Chinese man arrested on poisoning charges
Police have arrested a man suspected of putting rat poison in food that may have killed dozens of people in eastern China, police said today.
The man was caught early on Sunday aboard a train in the city of Shangqiu, around 250 miles north west of Nanjing where the poisonings occurred, said police in Shangqiu.
The poisonings on Saturday, traced to a Nanjing snack shop, sickened more than 200 people, according to state media. Authorities have refused to release a death toll, but news reports suggested dozens might be dead, including students at a nearby school.
The suspect, Chen Zhengping, was spotted at 3am local time on Sunday after Nanjing police put out an alert that he was wanted on murder charges and was fleeing aboard the train, police said.
Police had no other information on Chen’s identity or a possible motive.
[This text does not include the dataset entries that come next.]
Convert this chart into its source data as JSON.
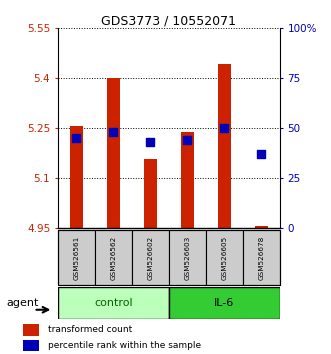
{
  "title": "GDS3773 / 10552071",
  "samples": [
    "GSM526561",
    "GSM526562",
    "GSM526602",
    "GSM526603",
    "GSM526605",
    "GSM526678"
  ],
  "transformed_counts": [
    5.258,
    5.402,
    5.158,
    5.238,
    5.443,
    4.958
  ],
  "percentile_ranks": [
    45,
    48,
    43,
    44,
    50,
    37
  ],
  "ylim_left": [
    4.95,
    5.55
  ],
  "ylim_right": [
    0,
    100
  ],
  "yticks_left": [
    4.95,
    5.1,
    5.25,
    5.4,
    5.55
  ],
  "yticks_right": [
    0,
    25,
    50,
    75,
    100
  ],
  "ytick_labels_left": [
    "4.95",
    "5.1",
    "5.25",
    "5.4",
    "5.55"
  ],
  "ytick_labels_right": [
    "0",
    "25",
    "50",
    "75",
    "100%"
  ],
  "bar_color": "#cc2200",
  "dot_color": "#0000bb",
  "bar_width": 0.35,
  "dot_size": 28,
  "bar_bottom": 4.95,
  "control_color": "#bbffbb",
  "il6_color": "#33cc33",
  "group_label_color_ctrl": "#006600",
  "group_label_color_il6": "#000000",
  "legend_bar_label": "transformed count",
  "legend_dot_label": "percentile rank within the sample",
  "grid_color": "#000000",
  "control_group_label": "control",
  "il6_group_label": "IL-6",
  "sample_box_color": "#cccccc"
}
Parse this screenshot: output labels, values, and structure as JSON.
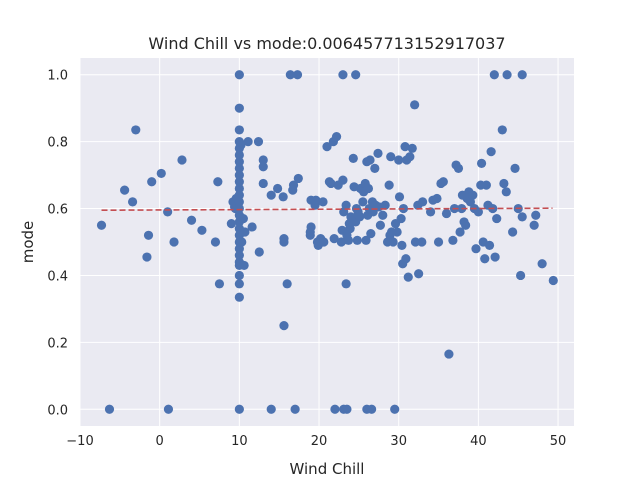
{
  "chart_data": {
    "type": "scatter",
    "title": "Wind Chill vs mode:0.006457713152917037",
    "xlabel": "Wind Chill",
    "ylabel": "mode",
    "xlim": [
      -10,
      52
    ],
    "ylim": [
      -0.05,
      1.05
    ],
    "xticks": [
      -10,
      0,
      10,
      20,
      30,
      40,
      50
    ],
    "xtick_labels": [
      "−10",
      "0",
      "10",
      "20",
      "30",
      "40",
      "50"
    ],
    "yticks": [
      0.0,
      0.2,
      0.4,
      0.6,
      0.8,
      1.0
    ],
    "ytick_labels": [
      "0.0",
      "0.2",
      "0.4",
      "0.6",
      "0.8",
      "1.0"
    ],
    "grid": true,
    "background": "#eaeaf2",
    "point_color": "#4c72b0",
    "trend_color": "#c44e52",
    "trend_line": {
      "x": [
        -7.3,
        49.3
      ],
      "y": [
        0.595,
        0.601
      ]
    },
    "points": [
      [
        -7.3,
        0.55
      ],
      [
        -6.3,
        0.0
      ],
      [
        -4.4,
        0.655
      ],
      [
        -3.4,
        0.62
      ],
      [
        -3.0,
        0.835
      ],
      [
        -1.6,
        0.455
      ],
      [
        -1.4,
        0.52
      ],
      [
        -1.0,
        0.68
      ],
      [
        0.2,
        0.705
      ],
      [
        1.0,
        0.59
      ],
      [
        1.1,
        0.0
      ],
      [
        1.8,
        0.5
      ],
      [
        2.8,
        0.745
      ],
      [
        4.0,
        0.565
      ],
      [
        5.3,
        0.535
      ],
      [
        7.0,
        0.5
      ],
      [
        7.3,
        0.68
      ],
      [
        7.5,
        0.375
      ],
      [
        9.0,
        0.555
      ],
      [
        9.2,
        0.62
      ],
      [
        9.4,
        0.605
      ],
      [
        9.5,
        0.6
      ],
      [
        9.6,
        0.63
      ],
      [
        10.0,
        1.0
      ],
      [
        10.0,
        0.9
      ],
      [
        10.0,
        0.835
      ],
      [
        10.0,
        0.8
      ],
      [
        10.0,
        0.78
      ],
      [
        10.0,
        0.76
      ],
      [
        10.0,
        0.74
      ],
      [
        10.0,
        0.72
      ],
      [
        10.0,
        0.7
      ],
      [
        10.0,
        0.68
      ],
      [
        10.0,
        0.66
      ],
      [
        10.0,
        0.64
      ],
      [
        10.0,
        0.62
      ],
      [
        10.0,
        0.6
      ],
      [
        10.0,
        0.58
      ],
      [
        10.0,
        0.56
      ],
      [
        10.0,
        0.54
      ],
      [
        10.0,
        0.52
      ],
      [
        10.0,
        0.5
      ],
      [
        10.0,
        0.48
      ],
      [
        10.0,
        0.46
      ],
      [
        10.0,
        0.44
      ],
      [
        10.0,
        0.43
      ],
      [
        10.0,
        0.4
      ],
      [
        10.0,
        0.375
      ],
      [
        10.0,
        0.335
      ],
      [
        10.0,
        0.0
      ],
      [
        10.2,
        0.79
      ],
      [
        10.3,
        0.5
      ],
      [
        10.5,
        0.57
      ],
      [
        10.6,
        0.43
      ],
      [
        10.7,
        0.53
      ],
      [
        11.1,
        0.8
      ],
      [
        11.6,
        0.545
      ],
      [
        12.4,
        0.8
      ],
      [
        12.5,
        0.47
      ],
      [
        13.0,
        0.745
      ],
      [
        13.0,
        0.725
      ],
      [
        13.0,
        0.675
      ],
      [
        14.0,
        0.64
      ],
      [
        14.0,
        0.0
      ],
      [
        14.8,
        0.66
      ],
      [
        15.5,
        0.635
      ],
      [
        15.6,
        0.51
      ],
      [
        15.6,
        0.5
      ],
      [
        15.6,
        0.25
      ],
      [
        16.0,
        0.375
      ],
      [
        16.4,
        1.0
      ],
      [
        16.7,
        0.655
      ],
      [
        16.8,
        0.67
      ],
      [
        17.0,
        0.0
      ],
      [
        17.3,
        1.0
      ],
      [
        17.4,
        0.69
      ],
      [
        18.9,
        0.53
      ],
      [
        18.9,
        0.52
      ],
      [
        19.0,
        0.545
      ],
      [
        19.0,
        0.625
      ],
      [
        19.5,
        0.61
      ],
      [
        19.6,
        0.625
      ],
      [
        19.8,
        0.5
      ],
      [
        19.9,
        0.49
      ],
      [
        20.2,
        0.51
      ],
      [
        20.5,
        0.62
      ],
      [
        20.6,
        0.5
      ],
      [
        21.0,
        0.785
      ],
      [
        21.3,
        0.68
      ],
      [
        21.5,
        0.675
      ],
      [
        21.8,
        0.8
      ],
      [
        21.9,
        0.51
      ],
      [
        22.0,
        0.0
      ],
      [
        22.2,
        0.815
      ],
      [
        22.4,
        0.67
      ],
      [
        22.8,
        0.5
      ],
      [
        22.9,
        0.535
      ],
      [
        23.0,
        1.0
      ],
      [
        23.0,
        0.685
      ],
      [
        23.1,
        0.59
      ],
      [
        23.1,
        0.0
      ],
      [
        23.4,
        0.375
      ],
      [
        23.4,
        0.61
      ],
      [
        23.5,
        0.52
      ],
      [
        23.5,
        0.0
      ],
      [
        23.7,
        0.505
      ],
      [
        23.8,
        0.555
      ],
      [
        23.9,
        0.54
      ],
      [
        24.0,
        0.575
      ],
      [
        24.3,
        0.75
      ],
      [
        24.4,
        0.665
      ],
      [
        24.6,
        1.0
      ],
      [
        24.6,
        0.56
      ],
      [
        24.7,
        0.6
      ],
      [
        24.8,
        0.505
      ],
      [
        24.9,
        0.59
      ],
      [
        25.0,
        0.58
      ],
      [
        25.1,
        0.575
      ],
      [
        25.2,
        0.66
      ],
      [
        25.5,
        0.62
      ],
      [
        25.6,
        0.65
      ],
      [
        25.8,
        0.675
      ],
      [
        25.9,
        0.505
      ],
      [
        26.0,
        0.74
      ],
      [
        26.0,
        0.0
      ],
      [
        26.1,
        0.58
      ],
      [
        26.2,
        0.66
      ],
      [
        26.3,
        0.6
      ],
      [
        26.4,
        0.745
      ],
      [
        26.5,
        0.525
      ],
      [
        26.6,
        0.0
      ],
      [
        26.7,
        0.62
      ],
      [
        26.8,
        0.59
      ],
      [
        27.0,
        0.72
      ],
      [
        27.1,
        0.61
      ],
      [
        27.4,
        0.765
      ],
      [
        27.5,
        0.605
      ],
      [
        27.7,
        0.55
      ],
      [
        28.0,
        0.58
      ],
      [
        28.3,
        0.61
      ],
      [
        28.6,
        0.5
      ],
      [
        28.8,
        0.67
      ],
      [
        28.9,
        0.52
      ],
      [
        29.0,
        0.755
      ],
      [
        29.1,
        0.53
      ],
      [
        29.3,
        0.5
      ],
      [
        29.5,
        0.0
      ],
      [
        29.6,
        0.555
      ],
      [
        29.8,
        0.53
      ],
      [
        30.0,
        0.745
      ],
      [
        30.1,
        0.635
      ],
      [
        30.3,
        0.57
      ],
      [
        30.4,
        0.49
      ],
      [
        30.5,
        0.435
      ],
      [
        30.6,
        0.6
      ],
      [
        30.8,
        0.785
      ],
      [
        30.9,
        0.45
      ],
      [
        31.0,
        0.745
      ],
      [
        31.2,
        0.395
      ],
      [
        31.4,
        0.755
      ],
      [
        31.7,
        0.78
      ],
      [
        32.0,
        0.91
      ],
      [
        32.1,
        0.5
      ],
      [
        32.4,
        0.61
      ],
      [
        32.5,
        0.405
      ],
      [
        32.9,
        0.5
      ],
      [
        33.0,
        0.62
      ],
      [
        34.0,
        0.59
      ],
      [
        34.3,
        0.625
      ],
      [
        34.8,
        0.63
      ],
      [
        35.0,
        0.5
      ],
      [
        35.3,
        0.675
      ],
      [
        35.6,
        0.68
      ],
      [
        36.0,
        0.585
      ],
      [
        36.3,
        0.165
      ],
      [
        36.8,
        0.505
      ],
      [
        37.0,
        0.6
      ],
      [
        37.2,
        0.73
      ],
      [
        37.5,
        0.72
      ],
      [
        37.7,
        0.53
      ],
      [
        37.9,
        0.6
      ],
      [
        38.0,
        0.64
      ],
      [
        38.2,
        0.56
      ],
      [
        38.4,
        0.55
      ],
      [
        38.6,
        0.63
      ],
      [
        38.8,
        0.65
      ],
      [
        39.0,
        0.62
      ],
      [
        39.3,
        0.64
      ],
      [
        39.5,
        0.6
      ],
      [
        39.7,
        0.48
      ],
      [
        40.0,
        0.59
      ],
      [
        40.3,
        0.67
      ],
      [
        40.4,
        0.735
      ],
      [
        40.6,
        0.5
      ],
      [
        40.8,
        0.45
      ],
      [
        41.0,
        0.67
      ],
      [
        41.2,
        0.61
      ],
      [
        41.4,
        0.49
      ],
      [
        41.6,
        0.77
      ],
      [
        41.8,
        0.6
      ],
      [
        42.0,
        1.0
      ],
      [
        42.1,
        0.455
      ],
      [
        42.3,
        0.57
      ],
      [
        43.0,
        0.835
      ],
      [
        43.2,
        0.675
      ],
      [
        43.5,
        0.65
      ],
      [
        43.6,
        1.0
      ],
      [
        44.3,
        0.53
      ],
      [
        44.6,
        0.72
      ],
      [
        45.0,
        0.6
      ],
      [
        45.5,
        1.0
      ],
      [
        45.3,
        0.4
      ],
      [
        45.5,
        0.575
      ],
      [
        47.0,
        0.55
      ],
      [
        47.2,
        0.58
      ],
      [
        48.0,
        0.435
      ],
      [
        49.4,
        0.385
      ]
    ]
  }
}
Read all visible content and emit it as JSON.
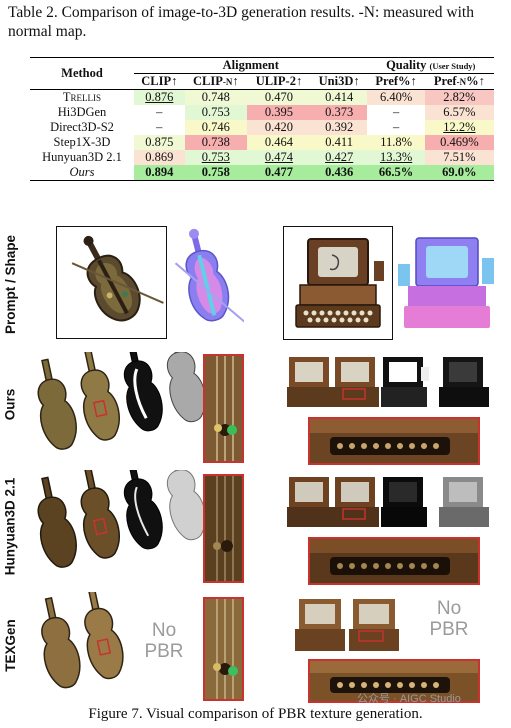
{
  "caption_top": "Table 2. Comparison of image-to-3D generation results. -N: measured with normal map.",
  "table": {
    "headers": {
      "method": "Method",
      "alignment": "Alignment",
      "quality": "Quality",
      "quality_note": "(User Study)",
      "clip": "CLIP↑",
      "clip_n_main": "CLIP",
      "clip_n_sub": "-N",
      "clip_n_arrow": "↑",
      "ulip2": "ULIP-2↑",
      "uni3d": "Uni3D↑",
      "pref": "Pref%↑",
      "pref_n_main": "Pref",
      "pref_n_sub": "-N",
      "pref_n_arrow": "%↑"
    },
    "rows": [
      {
        "method": "Trellis",
        "clip": "0.876",
        "clip_n": "0.748",
        "ulip2": "0.470",
        "uni3d": "0.414",
        "pref": "6.40%",
        "pref_n": "2.82%"
      },
      {
        "method": "Hi3DGen",
        "clip": "–",
        "clip_n": "0.753",
        "ulip2": "0.395",
        "uni3d": "0.373",
        "pref": "–",
        "pref_n": "6.57%"
      },
      {
        "method": "Direct3D-S2",
        "clip": "–",
        "clip_n": "0.746",
        "ulip2": "0.420",
        "uni3d": "0.392",
        "pref": "–",
        "pref_n": "12.2%"
      },
      {
        "method": "Step1X-3D",
        "clip": "0.875",
        "clip_n": "0.738",
        "ulip2": "0.464",
        "uni3d": "0.411",
        "pref": "11.8%",
        "pref_n": "0.469%"
      },
      {
        "method": "Hunyuan3D 2.1",
        "clip": "0.869",
        "clip_n": "0.753",
        "ulip2": "0.474",
        "uni3d": "0.427",
        "pref": "13.3%",
        "pref_n": "7.51%"
      },
      {
        "method": "Ours",
        "clip": "0.894",
        "clip_n": "0.758",
        "ulip2": "0.477",
        "uni3d": "0.436",
        "pref": "66.5%",
        "pref_n": "69.0%"
      }
    ]
  },
  "figure": {
    "row_labels": [
      "Prompt / Shape",
      "Ours",
      "Hunyuan3D 2.1",
      "TEXGen"
    ],
    "no_pbr_line1": "No",
    "no_pbr_line2": "PBR",
    "watermark": "公众号 · AIGC Studio"
  },
  "caption_bottom": "Figure 7. Visual comparison of PBR texture generation.",
  "colors": {
    "green_strong": "#a6ec9c",
    "green_mid": "#c6f1b8",
    "green_light": "#e2f7d4",
    "yellow": "#f9f8c8",
    "peach": "#fbe3d3",
    "red_light": "#f8c7c2",
    "red_strong": "#f6aeae",
    "frame_red": "#c8322f"
  }
}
But the Hong Kong newspaper Wen Wei Po, which has close ties to Chinese authorities, said Chen was the cousin of the snack shop owner, and put poison in its food out of jealousy at his relative’s success.
A spokeswoman for the Nanjing city government refused to confirm whether anyone had been had arrested or release any information on the investigation. Nanjing police refused to comment.
Wen Wei Po said Chen ran a competing shop and was angry that his business was not as successful as his cousin’s.
The Nanjing city spokeswoman refused to confirm that account. Other city departments referred questions to the propaganda office of Jiangsu province, where Nanjing is located. It refused to release information.
China has suffered poisoning attacks in the past blamed on business rivals or people with grudges.
In July, a noodle shop owner was arrested on charges that he poisoned customers at a rival business by putting rat poison in its soup.
That incident in the southern region of Guangxi sickened 57 people but no deaths were reported.
Tests on the Nanjing poison have identified it as a brand of rat poison called Dushuqiang, which has been banned for sale in China since the mid-1990s, according to an official of the Nanjing Agriculture and Forestry Bureau.